The study also found out that it still provides up to around 50 per cent protection against malaria in young children over a 6-15 months follow up.
Ally Olotu, a senior research scientist at KEMRI and the study's principal investigator says that protection was lower in children who had more exposure to malaria than those who had low exposure. This could be because a high risk of infection overcomes the protection provided by the vaccine.
Olotu says that that a larger ongoing phase III trial will provide more definitive data on how the vaccine could be used.

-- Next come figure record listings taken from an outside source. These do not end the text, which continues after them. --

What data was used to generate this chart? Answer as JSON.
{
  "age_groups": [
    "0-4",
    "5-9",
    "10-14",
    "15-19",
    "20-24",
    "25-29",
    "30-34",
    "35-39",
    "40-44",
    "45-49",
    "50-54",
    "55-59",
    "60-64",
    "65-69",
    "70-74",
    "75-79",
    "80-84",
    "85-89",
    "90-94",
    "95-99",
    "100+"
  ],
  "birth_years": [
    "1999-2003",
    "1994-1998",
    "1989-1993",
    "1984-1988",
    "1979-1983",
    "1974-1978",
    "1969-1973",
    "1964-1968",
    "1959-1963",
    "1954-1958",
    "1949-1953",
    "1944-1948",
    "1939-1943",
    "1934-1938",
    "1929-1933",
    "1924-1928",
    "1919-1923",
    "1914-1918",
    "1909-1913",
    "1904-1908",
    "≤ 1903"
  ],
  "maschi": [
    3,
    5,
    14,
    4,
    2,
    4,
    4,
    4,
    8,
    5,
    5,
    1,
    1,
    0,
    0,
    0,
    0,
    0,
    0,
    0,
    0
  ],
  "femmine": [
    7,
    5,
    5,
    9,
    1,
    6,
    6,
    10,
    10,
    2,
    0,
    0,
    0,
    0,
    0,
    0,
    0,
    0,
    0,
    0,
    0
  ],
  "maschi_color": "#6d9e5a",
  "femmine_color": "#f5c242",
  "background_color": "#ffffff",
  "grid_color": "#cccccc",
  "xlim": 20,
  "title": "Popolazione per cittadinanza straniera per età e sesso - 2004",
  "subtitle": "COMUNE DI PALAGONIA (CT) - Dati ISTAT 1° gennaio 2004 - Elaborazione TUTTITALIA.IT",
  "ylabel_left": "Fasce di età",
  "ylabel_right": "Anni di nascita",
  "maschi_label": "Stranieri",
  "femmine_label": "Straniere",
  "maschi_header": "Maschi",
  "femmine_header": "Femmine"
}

"The results from phase III will be definitive. This is a larger study recruiting more than 16,000 children and measure of protection will therefore be more precise. Furthermore, it will report the effect of a booster vaccine dose, which the phase II trial did not use, given with the aim of sustaining the vaccine protection over time," said Oluto. The results are expected in 2014.
Elizabeth Juma, director of Kenya's Division of Malaria Control, says that RTS,S is not the best candidate for a malaria vaccine, but that research is ongoing to find a more suitable alternative.
"We in Sub-Saharan Africa look towards having a vaccine that can protect those that bear the heaviest burden - young children."
According to the WHO, malaria caused an estimated 660,000 deaths in Africa in 2010, mostly among children.
The results of the study were published in the New England Journal of Medicine last month (21 March).